From many discussions held during the week of the show with owners, vendors and patrons, allow me to share some of their thoughts.
n The organization of the show was superb. This statement was echoed by many dealers along the length of Rt. 20. Adequate space was provided to display their merchandise and the owners of the fields were extremely polite and attentive to their needs.
n Parking venues were in abundance and always available. Patrons had the choice of parking lots where you were charged a fee or lots where parking was free.
n The personal needs of both vendors and the buying public were taken care of. Bathroom facilities, concession stands, showers and ATM’s all added to a pleasant experience.
n Although the economy continues to experience a down time, people were still buying goods and the vendors indicated that sales were in the range to indicate a successful show.
n Vendors are already looking forward to next year’s show.
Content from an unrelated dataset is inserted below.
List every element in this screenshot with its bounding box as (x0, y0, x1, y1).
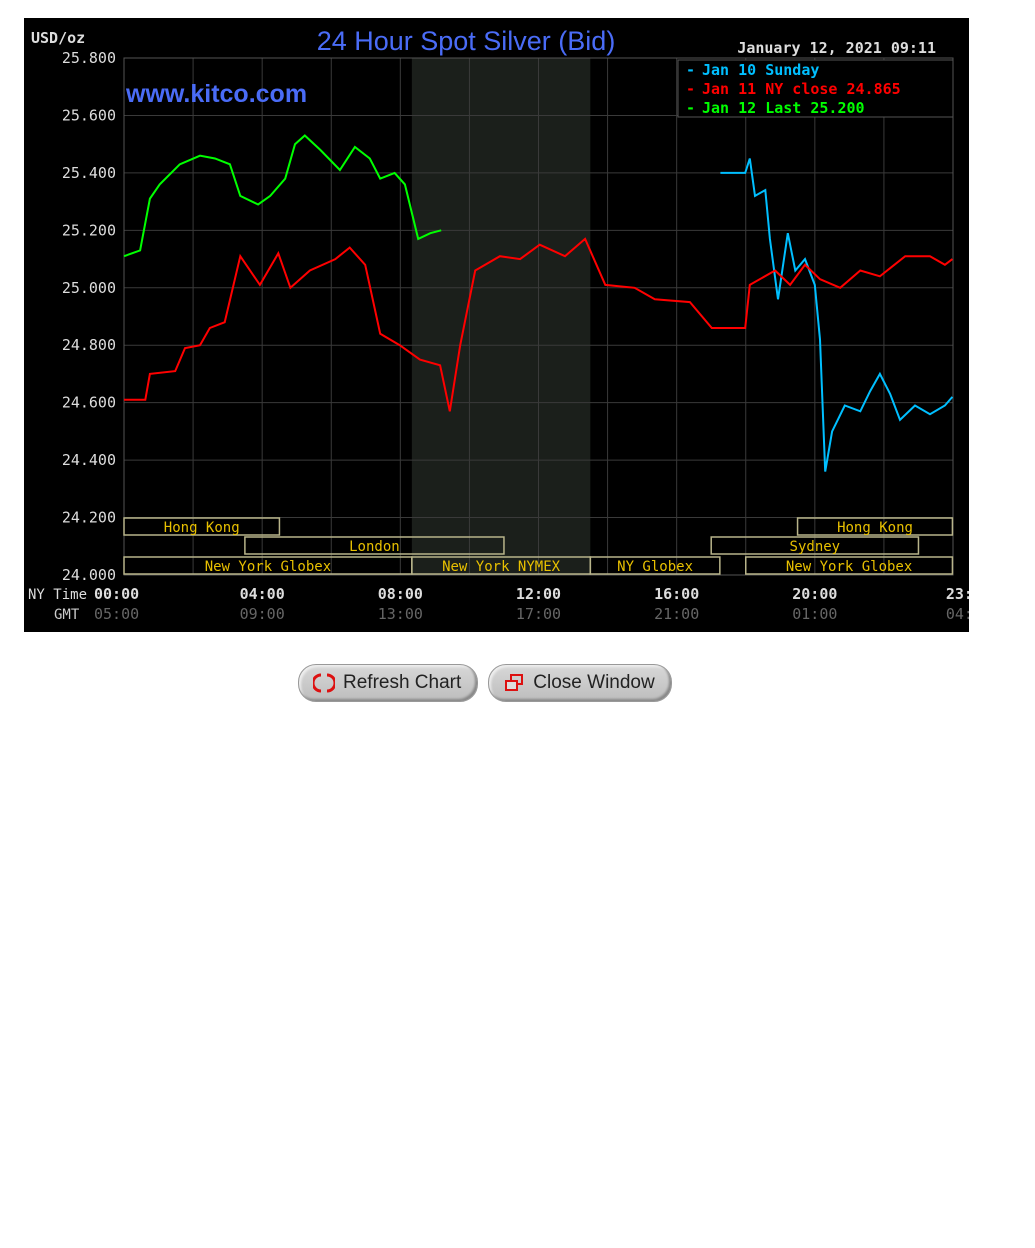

n Customers to the show all agreed that the event was bigger than ever, well-run and that friends will be told that they should not miss the opportunity to come to Madison-Bouckville next year.
From a personal point of view, let me share a different perspective of the show. For me, watching the people at the show is half of the fun. Of course, my wife and I did find a couple of items that we “couldn’t live without,” but to watch each shopper was a delight. Some strolled casually down through the various dealers and occasionally stopped to look at an item. Some were in a hurry to cover as many vendors as possible. A number had lists of items that they hoped to find, while others found items that they desired and wrote down the location to come back and make a deal if they didn’t find a better one up the street.
People from all walks of life come to the show. This is one thing that makes the antique show truly unique. Everyone is looking to add to that special collection or simply renewing an interest in items from their past. The comment, “Look at that! I had one of those years ago!,” is a common one. There were many happy faces and many conversations occurring on those fields during the week.
To see the communities of Bouckville and Madison come alive for the week was truly heartening. Cooperation was in the air and a community spirit was evident throughout. This is what a well-run and successful show is all about. Special thanks have to be given to John Mancino, President of the local Association, as well as Jim Dutcher, Craig Williams and Steve Antinore. These four individuals really stepped up in their efforts to make sure that the Madison-Bouckville Show continued. And of course let’s not forget Nice N Easy for their corporate sponsorship of the show.
As a final thought, one of the very unique things that I and many others take away from the show is new ideas and greater knowledge. In touring the various vendors, you learn about the items plus some of the item’s history and use. You also develop ideas of how you might use an item in your own home or make one yourself. An “Antiques Show” sparks creativity in many people. So even if a person does not have a purchase in their hands, you can be assured that they are taking away something from the show just the same. And that is something that can not be valued.
For thousands of people, the 2011 show was a wonderful event!!